The research carried out by the Shape Memory and Structures (SMS) research group at the University of Illinois aims at advancing the knowledge in the field of advanced and smart materials and their applications in all types of structures to mitigate the effects of natural and man-made hazards such as earthquakes, tsunamis, windstorms, blasts, etc.

The SMS group plays a unique role in bridging the gap between two major research fields, namely structural hazard mitigation and material science and engineering. Below is a sample of the research projects pursued by the SMS research group at UIUC:

• Innovative Concrete Confinement Technology for Natural Hazard Damage Mitigation using Shape Memory Alloys
• Description:Concrete confinement has been proven to be effective in enhancing concrete strength and ductility, which are essential for structures prone to extreme loading events. There are mainly two types of lateral confinement, passive and active. Passive confinement, in which confinement develops as loading is applied, is commonly used in practice and applied in concrete structures as internal transverse steel reinforcement (e.g. spirals, hoops, stirrups), external steel jackets, or external fiber reinforced polymer (FRP) jackets. Active confinement, on the other hand, is applied prior to loading, which has been verified by previous researchers to be more effective in improving concrete strength and ductility than passive confinement. However, the application of active confinement using conventional materials (e.g. steel strands) has been unsuccessful and costly.

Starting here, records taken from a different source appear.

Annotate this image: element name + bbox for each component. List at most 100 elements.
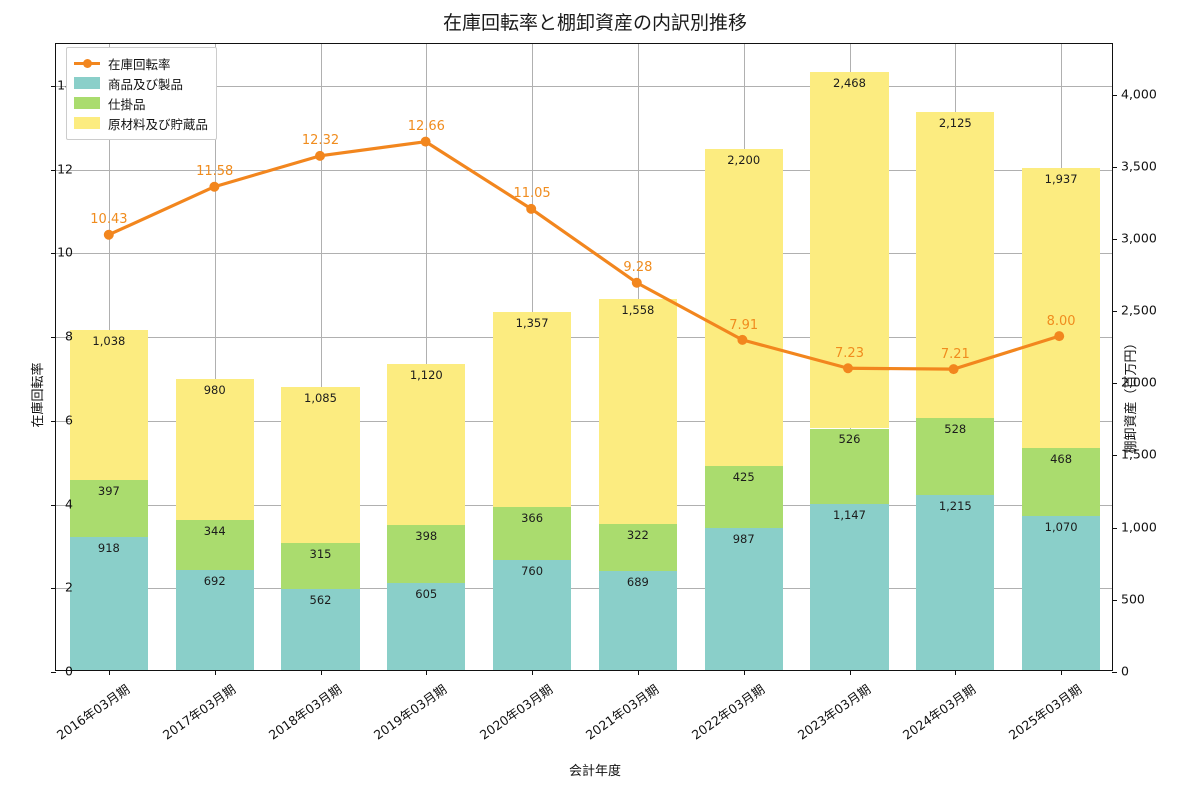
bar-value-label: 398 bbox=[415, 529, 438, 544]
x-axis-tick-3: 2019年03月期 bbox=[371, 681, 450, 743]
bar-segment[interactable] bbox=[69, 537, 149, 670]
bar-value-label: 528 bbox=[944, 422, 967, 437]
y-axis-left-tick: 12 bbox=[57, 161, 73, 177]
bar-segment[interactable] bbox=[1021, 168, 1101, 448]
bar-segment[interactable] bbox=[810, 428, 889, 505]
bar-value-label: 1,085 bbox=[304, 390, 337, 405]
line-marker[interactable] bbox=[209, 181, 220, 192]
bar-value-label: 1,147 bbox=[833, 508, 866, 523]
bar-stack[interactable] bbox=[704, 148, 783, 670]
bar-segment[interactable] bbox=[916, 418, 995, 495]
bar-value-label: 1,558 bbox=[621, 303, 655, 318]
y-axis-left-tick: 2 bbox=[65, 579, 73, 595]
bar-segment[interactable] bbox=[175, 520, 254, 571]
line-marker[interactable] bbox=[315, 150, 325, 161]
y-axis-left-tick: 8 bbox=[65, 328, 73, 344]
line-value-label: 7.21 bbox=[940, 347, 970, 363]
line-marker[interactable] bbox=[948, 364, 959, 375]
line-marker[interactable] bbox=[420, 136, 431, 147]
x-axis-tickmark bbox=[214, 670, 216, 675]
legend-label: 在庫回転率 bbox=[108, 56, 171, 72]
line-marker[interactable] bbox=[103, 229, 114, 240]
bar-segment[interactable] bbox=[69, 480, 149, 538]
bar-stack[interactable] bbox=[492, 311, 572, 670]
bar-segment[interactable] bbox=[1021, 447, 1101, 516]
bar-segment[interactable] bbox=[69, 330, 149, 481]
bar-segment[interactable] bbox=[1021, 515, 1101, 670]
y-axis-left-tickmark bbox=[51, 85, 56, 87]
bar-segment[interactable] bbox=[281, 386, 360, 544]
line-path bbox=[107, 140, 1061, 371]
bar-segment[interactable] bbox=[810, 504, 889, 670]
bar-segment[interactable] bbox=[175, 378, 254, 521]
y-axis-right-tick: 3,500 bbox=[1121, 158, 1157, 174]
plot-area: 918 397 1,038 692 344 980 562 315 1,085 605 398 1,1… bbox=[51, 43, 1117, 675]
y-axis-left-label: 在庫回転率 bbox=[31, 361, 47, 428]
bar-segment[interactable] bbox=[387, 582, 466, 670]
x-axis-tickmark bbox=[108, 670, 110, 675]
bar-segment[interactable] bbox=[387, 363, 466, 526]
legend-item[interactable]: 原材料及び貯蔵品 bbox=[74, 113, 208, 133]
bar-value-label: 1,215 bbox=[938, 498, 972, 513]
bar-segment[interactable] bbox=[598, 524, 678, 571]
y-axis-right-tick: 4,000 bbox=[1121, 86, 1157, 102]
x-axis-tick-6: 2022年03月期 bbox=[688, 681, 768, 743]
x-axis-tick-8: 2024年03月期 bbox=[900, 681, 979, 743]
line-value-label: 12.32 bbox=[301, 133, 340, 149]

In 2007-2008 SMS research group at UIUC proposed an innovative technique for applying active confinement in an easy and reliable manner using thermally prestressed Shape Memory Alloy (SMA) spirals.

 

• Durability and Long-term Behavior of NiTiNb and FeNiCoTi Shape Memory Alloys Under Harsh Environmental Conditions  
• Description: The research on the application of shape memory alloys (SMAs) in prestressing concrete structures has shown very promising results over the last few years, however, the long-term behavior of NiTiNb and Fe-based SMAs, such as corrosion resistance under harsh environmental exposure, is not fully understood. The main objective of this research is to investigate the influence from corrosive conditions on the mechanical behavior of these alloys by the means of accelerated aging test methods and exploring the effectiveness of using surface treatment to improve corrosion resistance.

 

• SMA-FRP Composite Reinforcement for Enhanced Performance of Concrete Structures under Sequential Ground Motions
• Description: For many years, steel has been used as the primary reinforcing material for concrete structures. Despite requisite stiffness, strength, ductility and desired deflection properties, steel reinforcing bars have tendency to incur permanent plastic deformations under excessive loading. Recently, fiber reinforced polymer (FRP) reinforcing bars have also been used in concrete structures to address corrosion issues typically associated with conventional steel bars. However, due to their linear elastic behavior, they are not considered in structures which require ductility and damping characteristics. The use of shape memory alloys (SMAs) with their nonlinear-elastic behavior in the composite could potentially provide solution for this problem. Small diameter super-elastic SMA wires, coupled with polymer matrix is sought in this research as reinforcing bars in reinforced concrete (RC) moment resisting frames (MRFs) to improve the performance of the frames in terms of reducing residual inter-story drifts and damage under earthquake loading, while still maintaining the elastic characteristics associated with FRP.

 

• Improved Concrete Crossties and Fastening Systems for US High Speed Rail and Joint Passenger/Freight Corridors 
• Description: The objective of this research is to investigate the performance of concrete crosstie and fastening system under vertical and lateral wheel load using finite element analysis, and explore possible improvement for current track design standard. The damage of fastening system is one of the most prevalent failure causes for concrete crosstie track, however the current AREMA design standard only includes evaluative tests for the fastening system, rather than a mechanistic design approach. To improve the current design approach, the vertical and lateral load path through the track structure and the component demand within the concrete crosstie and fastening system should be further investigated. In addition, to facilitate the application of the knowledge related to the load path through the concrete crosstie and fastening system, mechanistic models should be developed so that engineers could easily estimate the distribution of wheel load.